2012 Redux: What Is Application Security Monitoring?

By Anton Chuvakin | July 05, 2018 | 4 Comments

securitymonitoringapplication

Now, when you hear a phrase “application security monitoring”, what picture comes to mind? For me, nothing does…

As I said in February 2012, “the industry has not yet figured out what application security monitoring (ASM) is.” Hey, guess what? We still haven’t! And half a decade has passed.

This discussion starting point is obvious: there is no specific technology or a product type called “ASM.” Is ASM a practice? Is ASM merely a SIEM use case [many think so]? Is ASM another term for RASP, as implied here?

Frankly, I am not sure. And this makes me sad.

As we are working on our updated modern SOC paper, we are realizing that application security will again get the short stick, and be booted out into the cold, and then thrown out with the bath water….

But what can we do? Sure, we can get the application logs flowing into a SIEM and/or UEBA. And …ahem… some vendors ship some use case content, but not much. Unimpressive 🙁

We can focus on one type of application like web application (WAF –> SIEM), databases (DCAP/DAP –> SIEM) or ERP (some niche monitoring tech –> SIEM). But it would be narrowly focused on this type alone. Not great 🙁

We can go obsess about RASP, but seriously – have you even seen RASP (“Hey man, do you believe in Bible?” – Hell yeah! I’ve seen one!”… but RASP… not so much). Nope, not this one either 🙁

Perhaps you can help? How do you monitor applications for security issues? How do you detect application – level threats that bypassed your preventative controls? Does your SOC “do appsec?”

There you have it … this came out as a true #incompletethought …

Related blog posts (some half a decade old, but hey..):

Comments are closed

4 Comments

  • Andrew Johnson says:

    For the most part, I just look for authentication logs and flow/volume (whether network flow or just raw low volume) data. I can at least do some basic user behavior with that. Application teams are usually able to provide me with that level of context with minimal-moderate effort.

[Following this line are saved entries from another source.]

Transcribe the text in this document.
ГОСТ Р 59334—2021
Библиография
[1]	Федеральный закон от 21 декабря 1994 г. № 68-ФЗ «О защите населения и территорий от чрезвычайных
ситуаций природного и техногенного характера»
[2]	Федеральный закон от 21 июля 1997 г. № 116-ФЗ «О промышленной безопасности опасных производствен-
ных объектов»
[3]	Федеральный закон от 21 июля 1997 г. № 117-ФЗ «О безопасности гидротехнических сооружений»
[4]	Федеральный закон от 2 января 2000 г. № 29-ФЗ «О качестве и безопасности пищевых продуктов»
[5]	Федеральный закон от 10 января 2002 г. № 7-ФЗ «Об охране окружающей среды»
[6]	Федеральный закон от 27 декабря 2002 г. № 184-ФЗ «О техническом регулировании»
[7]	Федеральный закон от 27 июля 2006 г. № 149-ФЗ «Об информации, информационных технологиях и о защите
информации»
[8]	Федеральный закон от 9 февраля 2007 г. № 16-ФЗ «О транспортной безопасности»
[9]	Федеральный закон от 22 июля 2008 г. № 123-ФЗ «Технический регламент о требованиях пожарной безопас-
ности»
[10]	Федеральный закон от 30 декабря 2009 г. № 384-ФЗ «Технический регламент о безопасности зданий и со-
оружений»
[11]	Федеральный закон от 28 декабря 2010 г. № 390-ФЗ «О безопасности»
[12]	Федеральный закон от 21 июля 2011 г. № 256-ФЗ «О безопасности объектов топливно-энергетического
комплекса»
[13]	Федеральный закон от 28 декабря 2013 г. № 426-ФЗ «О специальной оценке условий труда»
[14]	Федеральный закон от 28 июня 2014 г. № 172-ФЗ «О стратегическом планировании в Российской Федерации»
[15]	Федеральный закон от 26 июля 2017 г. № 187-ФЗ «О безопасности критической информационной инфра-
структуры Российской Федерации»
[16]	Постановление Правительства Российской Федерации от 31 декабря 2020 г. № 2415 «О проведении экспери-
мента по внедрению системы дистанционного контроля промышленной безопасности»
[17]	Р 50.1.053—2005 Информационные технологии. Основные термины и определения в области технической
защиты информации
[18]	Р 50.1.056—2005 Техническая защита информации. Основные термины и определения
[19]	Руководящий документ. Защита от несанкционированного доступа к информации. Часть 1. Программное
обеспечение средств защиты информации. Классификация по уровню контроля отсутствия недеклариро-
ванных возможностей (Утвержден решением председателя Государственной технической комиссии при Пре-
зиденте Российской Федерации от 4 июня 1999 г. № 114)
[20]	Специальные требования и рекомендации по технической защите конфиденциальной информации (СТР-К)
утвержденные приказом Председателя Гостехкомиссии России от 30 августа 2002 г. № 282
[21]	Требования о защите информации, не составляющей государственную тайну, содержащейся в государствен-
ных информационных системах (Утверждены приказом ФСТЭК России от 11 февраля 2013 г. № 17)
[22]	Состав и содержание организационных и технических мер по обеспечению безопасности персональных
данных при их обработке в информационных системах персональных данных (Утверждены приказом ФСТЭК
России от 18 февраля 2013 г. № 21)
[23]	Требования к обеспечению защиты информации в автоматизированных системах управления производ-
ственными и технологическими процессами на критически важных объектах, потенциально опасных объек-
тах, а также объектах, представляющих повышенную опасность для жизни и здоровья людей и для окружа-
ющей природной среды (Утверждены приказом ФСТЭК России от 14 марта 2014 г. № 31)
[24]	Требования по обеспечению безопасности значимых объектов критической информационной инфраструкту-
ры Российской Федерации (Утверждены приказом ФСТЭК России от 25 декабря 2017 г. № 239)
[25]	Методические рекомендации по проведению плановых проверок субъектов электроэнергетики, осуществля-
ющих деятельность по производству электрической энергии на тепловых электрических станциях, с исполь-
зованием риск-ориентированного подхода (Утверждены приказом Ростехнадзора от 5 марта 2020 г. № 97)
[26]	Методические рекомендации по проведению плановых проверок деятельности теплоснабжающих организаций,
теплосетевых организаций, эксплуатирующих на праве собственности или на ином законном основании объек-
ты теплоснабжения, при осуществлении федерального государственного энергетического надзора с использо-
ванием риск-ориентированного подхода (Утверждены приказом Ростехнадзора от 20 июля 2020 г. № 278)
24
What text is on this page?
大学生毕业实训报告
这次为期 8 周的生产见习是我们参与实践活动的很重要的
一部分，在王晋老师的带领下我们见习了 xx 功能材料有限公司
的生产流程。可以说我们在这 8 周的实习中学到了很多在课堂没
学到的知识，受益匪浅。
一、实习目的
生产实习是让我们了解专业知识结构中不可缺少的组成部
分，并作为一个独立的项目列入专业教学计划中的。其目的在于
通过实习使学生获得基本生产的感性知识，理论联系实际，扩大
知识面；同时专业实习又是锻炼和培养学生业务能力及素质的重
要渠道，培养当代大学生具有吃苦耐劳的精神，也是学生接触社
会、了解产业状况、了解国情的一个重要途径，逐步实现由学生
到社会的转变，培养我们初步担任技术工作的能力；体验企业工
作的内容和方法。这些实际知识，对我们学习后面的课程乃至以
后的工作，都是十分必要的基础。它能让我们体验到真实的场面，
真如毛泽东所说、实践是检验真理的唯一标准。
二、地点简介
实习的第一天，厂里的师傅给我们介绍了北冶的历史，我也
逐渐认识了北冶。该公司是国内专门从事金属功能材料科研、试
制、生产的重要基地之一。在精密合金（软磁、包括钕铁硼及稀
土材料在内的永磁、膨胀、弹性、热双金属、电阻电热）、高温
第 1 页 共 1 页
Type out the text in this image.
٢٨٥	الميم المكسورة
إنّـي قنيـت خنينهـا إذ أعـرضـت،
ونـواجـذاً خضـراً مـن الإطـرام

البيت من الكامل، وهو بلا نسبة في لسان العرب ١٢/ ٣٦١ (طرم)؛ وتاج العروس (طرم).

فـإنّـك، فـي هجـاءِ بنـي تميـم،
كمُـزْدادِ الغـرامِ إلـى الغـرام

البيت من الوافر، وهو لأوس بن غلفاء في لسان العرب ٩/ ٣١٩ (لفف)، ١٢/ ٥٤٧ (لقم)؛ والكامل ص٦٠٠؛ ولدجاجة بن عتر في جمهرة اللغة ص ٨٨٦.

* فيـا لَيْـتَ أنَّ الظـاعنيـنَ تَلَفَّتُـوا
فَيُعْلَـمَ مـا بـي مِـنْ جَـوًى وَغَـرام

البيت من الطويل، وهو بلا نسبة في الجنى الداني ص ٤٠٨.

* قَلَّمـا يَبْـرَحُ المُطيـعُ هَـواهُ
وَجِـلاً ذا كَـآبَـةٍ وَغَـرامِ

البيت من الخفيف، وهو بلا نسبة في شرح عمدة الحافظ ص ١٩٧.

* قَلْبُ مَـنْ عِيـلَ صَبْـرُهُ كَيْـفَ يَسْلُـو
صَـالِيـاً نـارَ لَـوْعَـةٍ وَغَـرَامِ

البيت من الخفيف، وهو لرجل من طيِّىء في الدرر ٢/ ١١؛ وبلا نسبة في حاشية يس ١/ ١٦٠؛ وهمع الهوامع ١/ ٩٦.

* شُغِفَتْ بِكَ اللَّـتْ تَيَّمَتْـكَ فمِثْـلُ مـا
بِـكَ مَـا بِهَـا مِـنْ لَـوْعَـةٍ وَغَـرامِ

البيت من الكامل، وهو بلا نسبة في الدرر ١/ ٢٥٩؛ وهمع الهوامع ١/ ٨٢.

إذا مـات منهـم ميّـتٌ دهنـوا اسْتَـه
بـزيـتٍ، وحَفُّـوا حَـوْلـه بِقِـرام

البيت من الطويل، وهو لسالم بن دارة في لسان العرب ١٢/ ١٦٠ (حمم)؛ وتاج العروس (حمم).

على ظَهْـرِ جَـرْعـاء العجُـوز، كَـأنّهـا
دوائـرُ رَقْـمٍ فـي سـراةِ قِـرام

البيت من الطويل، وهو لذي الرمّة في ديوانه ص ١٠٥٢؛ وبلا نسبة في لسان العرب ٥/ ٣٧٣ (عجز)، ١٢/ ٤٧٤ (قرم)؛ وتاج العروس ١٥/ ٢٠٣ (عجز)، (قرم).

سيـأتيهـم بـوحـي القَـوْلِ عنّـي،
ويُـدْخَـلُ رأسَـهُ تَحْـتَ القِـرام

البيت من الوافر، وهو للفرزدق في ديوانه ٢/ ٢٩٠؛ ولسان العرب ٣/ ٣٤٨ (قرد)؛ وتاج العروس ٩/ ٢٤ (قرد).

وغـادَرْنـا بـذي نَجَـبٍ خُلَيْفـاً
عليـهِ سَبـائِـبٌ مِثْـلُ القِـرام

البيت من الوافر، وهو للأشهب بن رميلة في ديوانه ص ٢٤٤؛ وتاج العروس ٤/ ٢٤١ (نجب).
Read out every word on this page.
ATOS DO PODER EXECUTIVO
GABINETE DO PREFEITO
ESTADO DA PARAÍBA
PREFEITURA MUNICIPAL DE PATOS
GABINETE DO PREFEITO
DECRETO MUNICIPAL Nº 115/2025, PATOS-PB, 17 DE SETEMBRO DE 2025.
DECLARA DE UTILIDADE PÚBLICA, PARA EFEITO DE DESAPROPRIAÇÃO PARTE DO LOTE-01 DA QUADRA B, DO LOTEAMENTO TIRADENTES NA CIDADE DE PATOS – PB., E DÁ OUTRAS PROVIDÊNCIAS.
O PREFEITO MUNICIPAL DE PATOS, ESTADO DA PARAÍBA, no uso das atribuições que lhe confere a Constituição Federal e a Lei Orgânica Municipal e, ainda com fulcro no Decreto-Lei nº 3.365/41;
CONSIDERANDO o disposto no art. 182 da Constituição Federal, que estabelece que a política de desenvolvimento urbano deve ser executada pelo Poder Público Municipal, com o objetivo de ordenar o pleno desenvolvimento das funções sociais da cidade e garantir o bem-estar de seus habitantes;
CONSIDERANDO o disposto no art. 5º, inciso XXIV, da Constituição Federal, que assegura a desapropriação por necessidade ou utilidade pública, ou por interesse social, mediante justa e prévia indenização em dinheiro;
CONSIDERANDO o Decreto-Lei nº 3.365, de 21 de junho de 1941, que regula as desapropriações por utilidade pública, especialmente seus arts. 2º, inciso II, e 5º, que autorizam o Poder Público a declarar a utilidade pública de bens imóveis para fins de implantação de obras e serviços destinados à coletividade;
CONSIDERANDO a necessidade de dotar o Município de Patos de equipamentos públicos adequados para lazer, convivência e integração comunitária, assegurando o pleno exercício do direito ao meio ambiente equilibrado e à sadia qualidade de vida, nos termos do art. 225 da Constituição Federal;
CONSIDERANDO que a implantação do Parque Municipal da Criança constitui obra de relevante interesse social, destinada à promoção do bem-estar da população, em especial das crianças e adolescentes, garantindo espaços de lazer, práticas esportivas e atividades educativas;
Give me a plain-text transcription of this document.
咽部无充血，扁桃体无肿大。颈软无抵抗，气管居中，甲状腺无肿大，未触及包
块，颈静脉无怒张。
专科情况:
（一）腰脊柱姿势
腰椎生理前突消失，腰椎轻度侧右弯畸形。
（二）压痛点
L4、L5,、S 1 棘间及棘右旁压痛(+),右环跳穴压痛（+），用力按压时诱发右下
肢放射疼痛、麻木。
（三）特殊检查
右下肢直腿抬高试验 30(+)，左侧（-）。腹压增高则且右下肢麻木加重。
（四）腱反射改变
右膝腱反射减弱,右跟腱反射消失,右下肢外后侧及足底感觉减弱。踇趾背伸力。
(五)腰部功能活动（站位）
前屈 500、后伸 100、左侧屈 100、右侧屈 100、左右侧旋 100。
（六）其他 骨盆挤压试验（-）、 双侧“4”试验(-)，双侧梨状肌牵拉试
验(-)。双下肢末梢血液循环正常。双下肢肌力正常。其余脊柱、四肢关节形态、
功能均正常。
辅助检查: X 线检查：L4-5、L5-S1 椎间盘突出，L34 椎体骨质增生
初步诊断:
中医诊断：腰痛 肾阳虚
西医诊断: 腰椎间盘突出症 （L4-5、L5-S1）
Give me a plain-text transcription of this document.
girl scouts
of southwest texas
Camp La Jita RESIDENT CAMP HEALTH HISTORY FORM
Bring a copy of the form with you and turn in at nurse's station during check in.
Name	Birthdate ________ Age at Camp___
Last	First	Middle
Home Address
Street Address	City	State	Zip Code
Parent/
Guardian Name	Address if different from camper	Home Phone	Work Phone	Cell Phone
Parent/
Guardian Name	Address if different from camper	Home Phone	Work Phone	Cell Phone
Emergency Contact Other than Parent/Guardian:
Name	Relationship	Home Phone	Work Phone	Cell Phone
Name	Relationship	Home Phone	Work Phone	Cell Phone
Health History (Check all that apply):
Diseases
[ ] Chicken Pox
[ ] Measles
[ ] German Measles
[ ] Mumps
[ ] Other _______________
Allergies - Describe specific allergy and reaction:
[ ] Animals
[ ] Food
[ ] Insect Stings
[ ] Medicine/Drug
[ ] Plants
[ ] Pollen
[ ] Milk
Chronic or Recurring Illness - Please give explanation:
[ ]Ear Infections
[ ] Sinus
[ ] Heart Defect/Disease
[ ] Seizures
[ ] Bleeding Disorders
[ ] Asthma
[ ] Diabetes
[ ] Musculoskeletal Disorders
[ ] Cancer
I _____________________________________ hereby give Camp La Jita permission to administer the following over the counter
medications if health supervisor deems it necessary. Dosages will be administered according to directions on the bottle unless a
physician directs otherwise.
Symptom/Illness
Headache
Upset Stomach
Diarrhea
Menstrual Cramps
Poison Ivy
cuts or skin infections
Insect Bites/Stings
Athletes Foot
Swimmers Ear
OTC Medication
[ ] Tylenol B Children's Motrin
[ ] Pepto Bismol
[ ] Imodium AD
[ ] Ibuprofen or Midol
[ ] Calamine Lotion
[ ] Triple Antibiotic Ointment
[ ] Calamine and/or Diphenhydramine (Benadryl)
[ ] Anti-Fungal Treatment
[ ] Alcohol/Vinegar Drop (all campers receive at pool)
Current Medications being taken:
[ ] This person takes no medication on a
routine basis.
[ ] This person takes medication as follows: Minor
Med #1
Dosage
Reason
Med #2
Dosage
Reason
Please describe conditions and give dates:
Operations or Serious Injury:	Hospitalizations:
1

    Analysts are also more likely to effectively respond to those sorts of alerts. Are there any SOCs that can effectively respond to DCAP/DAP alerts that aren’t just jockeying the alerts to database teams?

    • Thanks for the comment. Indeed, in the absence of better data, I will also fall to “auth logs” and “connectivity logs of some sort”

      However, we both probably realize that this does not really look deep into the app….

      Re: DCAP – apart from my mild disdain for DCAP [too fuzzy, by a mile]. you are mostly correct. Just as with DLP [where the data owner often must help], much of database alert analysis may need a DBA to triage.

  • Matthew Schofield says:

    Popquiz: Business fraud in or out as a use case for Application Security Monitoring?

    • This is a VERY painful question, indeed. Frankly, I am not sure. Perhaps fraud Is part of ASM…or not. Seriously, cannot answer this one 🙂 This probably means it IS a very good question.